Why Small Clinical Trials Depend on NIH Funding
Pharmaceutical companies fund drug development for their own drugs. That's it. They are not going to fund a trial comparing their drug to a competitor's. They are not going to fund research on a generic drug. They are not going to fund metabolic cancer research or drug repurposing. They will not fund most of the clinical trials you or I would like to see done.
That means any clinical trial outside of getting a new drug to market — the kind that generates the data we discuss here — requires grant funding. NIH funding. Because universities don't have millions of dollars sitting around for a five to ten year trial. Hospitals don't either. Without grants, that research simply doesn't happen.
What the OMB Rules Change Would Actually Mean for Cancer Research
The Office of Management and Budget (OMB) is pushing through a rules change that would allow awarded grants to be pulled at any time, for any reason, with no warning or appeal, and no guarantee of continuation.
Think about what that means for a five year clinical trial. Salaries, patient follow-up, data collection, publication — all of it dependent on long-term funding that could now disappear mid-study. No completed trial means no published data. No published data means cancer patients and cancer doctors never find out whether that approach works.
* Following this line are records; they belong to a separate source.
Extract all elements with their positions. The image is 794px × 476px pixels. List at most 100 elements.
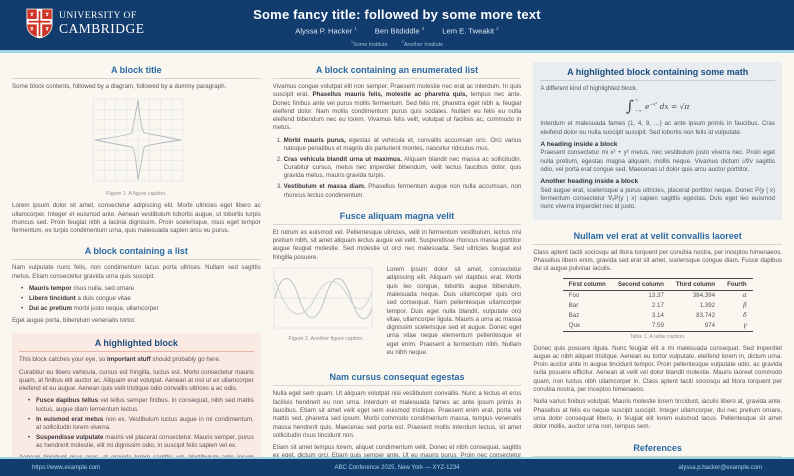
poster-body: A block title Some block contents, follo… bbox=[0, 53, 794, 457]
table-row: Qux 7.59 974 γ bbox=[562, 320, 753, 332]
table-cell: 83,742 bbox=[696, 312, 716, 320]
paragraph: Vivamus congue volutpat elit non semper.… bbox=[272, 83, 522, 132]
table-header-cell: Third column bbox=[669, 277, 722, 291]
cambridge-shield-icon bbox=[26, 8, 53, 39]
table-header-cell: Second column bbox=[611, 277, 670, 291]
author: Alyssa P. Hacker 1 bbox=[295, 26, 357, 36]
paragraph: Et rutrum ex euismod vel. Pellentesque u… bbox=[272, 228, 522, 261]
table-cell: δ bbox=[742, 312, 747, 320]
figure-2-caption: Figure 2. Another figure caption. bbox=[288, 336, 364, 343]
sine-figure-svg bbox=[273, 267, 373, 329]
block-heading: Nullam vel erat at velit convallis laore… bbox=[533, 228, 783, 245]
block-heading: A block title bbox=[12, 62, 261, 79]
list-item: Fusce dapibus tellus vel tellus semper f… bbox=[28, 397, 254, 414]
integral-sign: ∫ bbox=[625, 96, 634, 115]
footer-conference-label: ABC Conference 2025, New York — XYZ-1234 bbox=[334, 464, 460, 471]
paragraph: Nulla eget sem quam. Ut aliquam volutpat… bbox=[272, 390, 522, 439]
table-cell: 3.14 bbox=[651, 312, 664, 320]
paragraph: Nam vulputate nunc felis, non condimentu… bbox=[12, 264, 261, 280]
paragraph: Etiam sit amet tempus lorem, aliquet con… bbox=[272, 444, 522, 457]
block-title-block: A block title Some block contents, follo… bbox=[12, 62, 261, 235]
paragraph: Curabitur eu libero vehicula, cursus est… bbox=[19, 368, 254, 393]
poster-title: Some fancy title: followed by some more … bbox=[253, 7, 541, 22]
figure-text-block: Fusce aliquam magna velit Et rutrum ex e… bbox=[272, 208, 522, 361]
paragraph: Some block contents, followed by a diagr… bbox=[12, 83, 227, 90]
table-cell: 7.59 bbox=[611, 320, 670, 332]
block-subheading: A heading inside a block bbox=[540, 140, 618, 148]
highlighted-block: A highlighted block This block catches y… bbox=[12, 333, 261, 457]
enumerated-list-block: A block containing an enumerated list Vi… bbox=[272, 62, 522, 200]
figure-1-caption: Figure 1. A figure caption. bbox=[106, 191, 167, 198]
data-table: First column Second column Third column … bbox=[562, 277, 753, 332]
paragraph: Lorem ipsum dolor sit amet, consectetur … bbox=[386, 266, 522, 357]
paragraph: Lorem ipsum dolor sit amet, consectetur … bbox=[12, 202, 261, 235]
list-item: Vestibulum et massa diam. Phasellus ferm… bbox=[284, 183, 522, 200]
column-right: A highlighted block containing some math… bbox=[533, 62, 783, 457]
references-block: References [1] Claude E. Shannon. A math… bbox=[533, 440, 783, 457]
bullet-list: Mauris tempor risus nulla, sed ornare Li… bbox=[12, 285, 261, 313]
numbered-list: Morbi mauris purus, egestas at vehicula … bbox=[273, 137, 522, 200]
formula-expression: e−x² dx = √π bbox=[644, 101, 690, 111]
list-item: Mauris tempor risus nulla, sed ornare bbox=[21, 285, 261, 294]
figure-1: Figure 1. A figure caption. bbox=[12, 95, 261, 197]
block-heading: A block containing a list bbox=[12, 243, 261, 261]
paragraph: A different kind of highlighted block. bbox=[540, 85, 638, 92]
wrapped-text: Lorem ipsum dolor sit amet, consectetur … bbox=[387, 266, 522, 361]
figure-text-row: Figure 2. Another figure caption. Lorem … bbox=[273, 266, 522, 361]
block-heading: Fusce aliquam magna velit bbox=[272, 208, 522, 225]
list-item: Libero tincidunt a duis congue vitae bbox=[21, 295, 261, 304]
math-formula: ∫ ∞ −∞ e−x² dx = √π bbox=[540, 98, 775, 114]
institute: 2Another Institute bbox=[401, 38, 444, 48]
author: Ben Bitdiddle 2 bbox=[374, 26, 425, 36]
star-figure-svg bbox=[93, 99, 184, 182]
paragraph: Class aptent taciti sociosqu ad litora t… bbox=[533, 248, 783, 273]
footer-email-link[interactable]: alyssa.p.hacker@example.com bbox=[678, 464, 762, 471]
institute: 1Some Institute bbox=[350, 38, 388, 48]
figure-2: Figure 2. Another figure caption. bbox=[273, 266, 380, 347]
list-item: In euismod erat metus non ex. Vestibulum… bbox=[28, 416, 254, 433]
list-item: Dui ac pretium morbi justo neque, ullamc… bbox=[21, 305, 261, 314]
table-cell: Bar bbox=[568, 302, 579, 310]
paragraph: Aenean tincidunt risus eros, at gravida … bbox=[19, 454, 254, 457]
logo-line2: CAMBRIDGE bbox=[59, 21, 145, 36]
list-item: Suspendisse vulputate mauris vel placera… bbox=[28, 434, 254, 451]
table-cell: Baz bbox=[568, 312, 580, 320]
table-cell: 2.17 bbox=[651, 302, 664, 310]
table-row: Foo 13.37 384,394 α bbox=[563, 290, 753, 301]
table-block: Nullam vel erat at velit convallis laore… bbox=[533, 228, 783, 432]
header-accent-line bbox=[0, 50, 794, 53]
integral-limits: ∞ −∞ bbox=[634, 98, 642, 115]
table-cell: 13.37 bbox=[648, 292, 664, 300]
block-heading: A highlighted block bbox=[19, 335, 254, 353]
header-center: Some fancy title: followed by some more … bbox=[0, 0, 794, 47]
list-item: Morbi mauris purus, egestas at vehicula … bbox=[284, 137, 522, 154]
table-header-row: First column Second column Third column … bbox=[562, 277, 753, 291]
math-highlighted-block: A highlighted block containing some math… bbox=[533, 62, 783, 220]
table-row: Baz 3.14 83,742 δ bbox=[563, 311, 753, 321]
block-subheading: Another heading inside a block bbox=[540, 178, 639, 186]
paragraph: Donec quis posuere ligula. Nunc feugiat … bbox=[533, 344, 783, 394]
block-heading: References bbox=[533, 440, 783, 457]
footer-url-link[interactable]: https://www.example.com bbox=[32, 464, 101, 471]
paragraph: Eget augue porta, bibendum venenatis tor… bbox=[12, 316, 136, 324]
table-cell: γ bbox=[721, 320, 753, 332]
paragraph: This block catches your eye, so importan… bbox=[19, 356, 221, 364]
paragraph: Praesent consectetur mi x² + y² metus, n… bbox=[540, 149, 776, 173]
poster-header: UNIVERSITY OF CAMBRIDGE Some fancy title… bbox=[0, 0, 794, 50]
table-cell: 1,392 bbox=[699, 302, 716, 310]
table-header-cell: First column bbox=[562, 277, 612, 291]
block-heading: A highlighted block containing some math bbox=[540, 64, 776, 81]
table-caption: Table 1. A table caption. bbox=[629, 333, 686, 340]
bullet-list: Fusce dapibus tellus vel tellus semper f… bbox=[19, 397, 254, 450]
logo-line1: UNIVERSITY OF bbox=[59, 10, 137, 21]
table-header-cell: Fourth bbox=[721, 277, 753, 291]
institute-list: 1Some Institute 2Another Institute bbox=[0, 39, 794, 48]
block-heading: A block containing an enumerated list bbox=[272, 62, 522, 79]
paragraph: Nulla varius finibus volutpat. Mauris mo… bbox=[533, 398, 783, 431]
author: Lem E. Tweakit 2 bbox=[442, 26, 499, 36]
paragraph: Sed augue erat, scelerisque a purus ultr… bbox=[540, 186, 776, 211]
column-left: A block title Some block contents, follo… bbox=[12, 62, 261, 457]
block-heading: Nam cursus consequat egestas bbox=[272, 369, 522, 387]
poster-footer: https://www.example.com ABC Conference 2… bbox=[0, 457, 794, 476]
nested-list-block: Nam cursus consequat egestas Nulla eget … bbox=[272, 369, 522, 457]
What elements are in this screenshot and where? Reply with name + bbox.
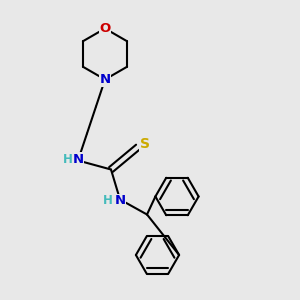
Text: N: N: [72, 152, 84, 166]
Text: O: O: [99, 22, 111, 35]
Text: H: H: [63, 152, 72, 166]
Text: N: N: [99, 73, 111, 86]
Text: N: N: [114, 194, 126, 208]
Text: S: S: [140, 137, 150, 151]
Text: H: H: [103, 194, 112, 208]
This isn't a political argument. It's a practical one. Long term financial commitments to cancer research would become meaningless overnight. The chilling effect on biomedical research and drug development would play out over the next five to ten years — even if the rules change is eventually reversed the impact for the next decade would be devastating.
What You Can Do Before July 13th
There is a concrete action available to every cancer patient, caregiver, and person who has ever been touched by cancer. Write a letter. That's it, it is that simple.
A template and mailing instructions are linked in the video description, courtesy of Elizabeth Ginexi's Substack newsletter and Your Local Epidemiologist. The key is to personalize it — write about what this means to you, your family, your treatment options. Form letters will be counted together as a single response. Individual personalized letters are each counted separately. Your letter counts as your voice.
The deadline is July 13th. It must be postmarked by then.
If large pharmaceutical companies become the only entities that can fund cancer research, the treatments that get studied will only be the ones that make money — not the ones that help cancer patients most. That is the world we are heading toward if this passes quietly.
Write that letter.
Accurate science saves lives — and it starts with rejecting simple myths in favor of real understanding. Stay curious.
Disclaimer: This content is for educational purposes only and is not medical advice. It does not replace guidance from your healthcare provider. Cancer and treatment decisions are highly individual—always consult your physician or qualified healthcare professional regarding your specific situation.